In another, a boy spoke of when his Year 4 teacher forced him to stand up in class and then mocked him for his accent and spelling.
The report also highlights good practise and instances where teachers have made people feel safe.
“[In] Year 6 my teacher would keep me out of situations I could possibly be bullied in,” said one former pupil. “She would always look out for me as well and check up on me because of the fact that I was a Traveller.”
Irish Travellers are a distinct ethnic group. Their presence dates back to the 12th Century and they speak a distinct language called Shelta.
A Department for Education spokeswoman said: “Racism or bullying of any kind is completely unacceptable and abhorrent in any setting and we are fully committed to eradicating it.
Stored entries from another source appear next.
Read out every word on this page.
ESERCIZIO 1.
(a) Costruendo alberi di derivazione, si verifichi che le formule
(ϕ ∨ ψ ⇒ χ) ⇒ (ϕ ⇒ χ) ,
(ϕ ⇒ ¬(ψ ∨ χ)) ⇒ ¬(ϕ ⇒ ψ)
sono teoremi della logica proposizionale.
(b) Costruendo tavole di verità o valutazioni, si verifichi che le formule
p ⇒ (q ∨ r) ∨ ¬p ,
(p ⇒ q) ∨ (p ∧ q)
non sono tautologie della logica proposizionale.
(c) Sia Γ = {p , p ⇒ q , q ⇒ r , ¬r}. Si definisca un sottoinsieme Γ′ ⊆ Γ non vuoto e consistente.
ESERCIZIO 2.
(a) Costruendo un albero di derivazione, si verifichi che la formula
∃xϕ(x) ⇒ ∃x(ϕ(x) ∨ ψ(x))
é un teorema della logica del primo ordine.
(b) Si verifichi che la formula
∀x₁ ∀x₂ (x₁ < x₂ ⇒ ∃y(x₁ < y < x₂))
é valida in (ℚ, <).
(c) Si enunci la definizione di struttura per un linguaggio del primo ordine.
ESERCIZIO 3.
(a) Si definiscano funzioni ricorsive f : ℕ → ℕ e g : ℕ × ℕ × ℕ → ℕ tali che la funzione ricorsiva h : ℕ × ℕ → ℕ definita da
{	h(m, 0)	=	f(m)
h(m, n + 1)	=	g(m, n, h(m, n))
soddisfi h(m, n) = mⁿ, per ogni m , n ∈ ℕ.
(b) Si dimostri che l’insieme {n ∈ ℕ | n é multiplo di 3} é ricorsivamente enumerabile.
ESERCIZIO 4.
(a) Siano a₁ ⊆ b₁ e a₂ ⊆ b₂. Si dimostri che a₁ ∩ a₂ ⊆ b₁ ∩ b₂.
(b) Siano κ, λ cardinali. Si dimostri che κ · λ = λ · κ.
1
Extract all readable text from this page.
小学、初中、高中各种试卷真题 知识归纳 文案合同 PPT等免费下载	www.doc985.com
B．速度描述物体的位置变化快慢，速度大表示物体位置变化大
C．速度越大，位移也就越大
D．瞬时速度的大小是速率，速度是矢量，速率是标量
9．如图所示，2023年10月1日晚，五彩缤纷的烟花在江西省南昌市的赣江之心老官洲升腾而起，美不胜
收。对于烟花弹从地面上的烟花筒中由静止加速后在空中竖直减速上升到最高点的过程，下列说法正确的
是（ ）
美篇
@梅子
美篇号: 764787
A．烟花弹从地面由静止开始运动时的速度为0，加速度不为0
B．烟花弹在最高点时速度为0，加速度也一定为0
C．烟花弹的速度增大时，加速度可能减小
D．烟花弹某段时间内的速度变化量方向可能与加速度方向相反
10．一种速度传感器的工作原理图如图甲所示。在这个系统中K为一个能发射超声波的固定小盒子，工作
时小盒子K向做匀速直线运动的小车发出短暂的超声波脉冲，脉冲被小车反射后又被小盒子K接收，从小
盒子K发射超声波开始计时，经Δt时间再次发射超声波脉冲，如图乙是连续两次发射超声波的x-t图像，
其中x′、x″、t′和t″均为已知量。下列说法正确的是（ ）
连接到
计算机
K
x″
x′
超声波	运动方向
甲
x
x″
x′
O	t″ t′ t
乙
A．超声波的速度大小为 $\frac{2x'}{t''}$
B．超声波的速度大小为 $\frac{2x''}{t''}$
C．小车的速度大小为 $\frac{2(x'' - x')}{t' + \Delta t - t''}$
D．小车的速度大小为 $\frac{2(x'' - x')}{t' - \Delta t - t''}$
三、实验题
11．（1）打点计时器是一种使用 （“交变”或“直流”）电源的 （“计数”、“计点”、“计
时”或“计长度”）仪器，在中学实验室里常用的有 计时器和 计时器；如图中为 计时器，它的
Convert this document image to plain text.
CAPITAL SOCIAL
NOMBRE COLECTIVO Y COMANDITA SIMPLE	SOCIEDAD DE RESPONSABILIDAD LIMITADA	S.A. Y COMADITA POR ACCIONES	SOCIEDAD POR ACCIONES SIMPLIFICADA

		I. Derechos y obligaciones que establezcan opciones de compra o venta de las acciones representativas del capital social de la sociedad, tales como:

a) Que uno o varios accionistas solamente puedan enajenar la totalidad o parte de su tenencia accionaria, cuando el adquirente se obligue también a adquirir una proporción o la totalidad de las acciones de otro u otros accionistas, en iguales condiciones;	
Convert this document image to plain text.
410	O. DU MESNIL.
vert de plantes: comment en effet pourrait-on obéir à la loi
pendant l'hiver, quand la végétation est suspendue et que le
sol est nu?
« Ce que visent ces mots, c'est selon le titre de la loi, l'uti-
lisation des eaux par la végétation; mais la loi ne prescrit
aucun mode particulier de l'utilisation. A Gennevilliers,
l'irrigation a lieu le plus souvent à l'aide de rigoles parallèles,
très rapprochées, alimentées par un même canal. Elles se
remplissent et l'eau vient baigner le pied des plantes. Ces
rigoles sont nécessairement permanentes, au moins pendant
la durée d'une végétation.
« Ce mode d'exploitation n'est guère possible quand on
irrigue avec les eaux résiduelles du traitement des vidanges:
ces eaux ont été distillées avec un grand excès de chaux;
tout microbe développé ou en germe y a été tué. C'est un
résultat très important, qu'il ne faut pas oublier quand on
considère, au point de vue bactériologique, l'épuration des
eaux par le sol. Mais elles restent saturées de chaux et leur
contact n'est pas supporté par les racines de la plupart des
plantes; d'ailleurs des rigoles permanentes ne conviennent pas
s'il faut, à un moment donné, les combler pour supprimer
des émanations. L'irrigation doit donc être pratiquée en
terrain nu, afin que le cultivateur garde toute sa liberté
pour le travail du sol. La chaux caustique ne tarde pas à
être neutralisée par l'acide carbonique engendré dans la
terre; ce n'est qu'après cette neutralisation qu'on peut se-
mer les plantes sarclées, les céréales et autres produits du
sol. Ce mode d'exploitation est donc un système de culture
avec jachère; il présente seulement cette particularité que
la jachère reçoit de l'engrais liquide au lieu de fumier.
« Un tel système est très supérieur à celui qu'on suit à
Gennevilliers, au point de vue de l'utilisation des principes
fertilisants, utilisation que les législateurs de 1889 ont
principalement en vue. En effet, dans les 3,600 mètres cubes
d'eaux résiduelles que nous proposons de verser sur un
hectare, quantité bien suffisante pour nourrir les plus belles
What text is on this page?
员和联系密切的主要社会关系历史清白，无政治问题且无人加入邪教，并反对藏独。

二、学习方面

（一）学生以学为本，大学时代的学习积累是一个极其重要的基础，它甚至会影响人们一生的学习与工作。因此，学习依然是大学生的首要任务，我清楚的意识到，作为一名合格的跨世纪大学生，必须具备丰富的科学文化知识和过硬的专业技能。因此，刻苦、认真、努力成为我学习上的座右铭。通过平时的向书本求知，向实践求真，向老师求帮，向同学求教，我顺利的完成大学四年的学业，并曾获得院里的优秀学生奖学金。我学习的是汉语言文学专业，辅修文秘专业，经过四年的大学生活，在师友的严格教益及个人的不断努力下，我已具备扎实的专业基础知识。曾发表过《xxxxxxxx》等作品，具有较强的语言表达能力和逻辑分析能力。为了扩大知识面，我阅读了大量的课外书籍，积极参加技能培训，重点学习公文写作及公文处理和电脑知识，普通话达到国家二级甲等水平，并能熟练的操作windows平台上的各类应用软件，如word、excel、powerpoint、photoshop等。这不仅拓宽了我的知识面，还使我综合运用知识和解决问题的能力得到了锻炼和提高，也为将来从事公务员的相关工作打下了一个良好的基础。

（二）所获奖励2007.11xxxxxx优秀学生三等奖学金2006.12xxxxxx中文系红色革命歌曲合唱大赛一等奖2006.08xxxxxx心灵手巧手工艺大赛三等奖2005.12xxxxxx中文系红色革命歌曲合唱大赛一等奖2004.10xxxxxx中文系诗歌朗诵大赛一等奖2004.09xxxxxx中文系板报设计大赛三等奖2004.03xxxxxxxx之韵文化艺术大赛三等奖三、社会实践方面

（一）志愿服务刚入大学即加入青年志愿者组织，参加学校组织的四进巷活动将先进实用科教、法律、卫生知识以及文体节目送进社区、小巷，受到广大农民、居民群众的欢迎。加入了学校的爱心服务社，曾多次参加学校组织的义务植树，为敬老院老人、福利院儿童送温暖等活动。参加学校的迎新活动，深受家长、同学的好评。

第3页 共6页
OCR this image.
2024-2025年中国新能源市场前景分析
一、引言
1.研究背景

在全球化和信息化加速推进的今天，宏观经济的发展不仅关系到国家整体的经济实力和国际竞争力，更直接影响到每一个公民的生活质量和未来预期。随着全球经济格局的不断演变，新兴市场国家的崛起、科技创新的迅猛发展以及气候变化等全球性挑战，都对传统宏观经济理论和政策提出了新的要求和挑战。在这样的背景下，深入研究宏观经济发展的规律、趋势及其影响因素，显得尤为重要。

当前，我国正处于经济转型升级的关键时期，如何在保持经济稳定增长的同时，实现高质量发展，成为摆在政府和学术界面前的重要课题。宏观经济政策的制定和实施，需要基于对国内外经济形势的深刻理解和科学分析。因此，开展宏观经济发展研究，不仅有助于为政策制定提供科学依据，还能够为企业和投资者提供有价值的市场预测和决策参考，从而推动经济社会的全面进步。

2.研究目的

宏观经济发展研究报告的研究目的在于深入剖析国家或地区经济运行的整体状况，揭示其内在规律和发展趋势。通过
“Every young person deserves the opportunity to progress and fulfil their potential, and all schools are required by law to have a behaviour policy that outlines measures to prevent all forms of bullying amongst pupils.”
Public authorities – including schools, council and central government – have a duty under the Equality Act 2010 to ensure that Travellers are protected from discrimination.
They must eliminate harassment, foster good relations and highlight specific issues faced by the community.
Schools have the freedom to develop their own anti-bullying strategies appropriate to their environment, and are held to account by Ofsted.
The spokeswoman added that the government provided £2.8million in funding to organisations tackling bullying in schools between September 2016 and March this year.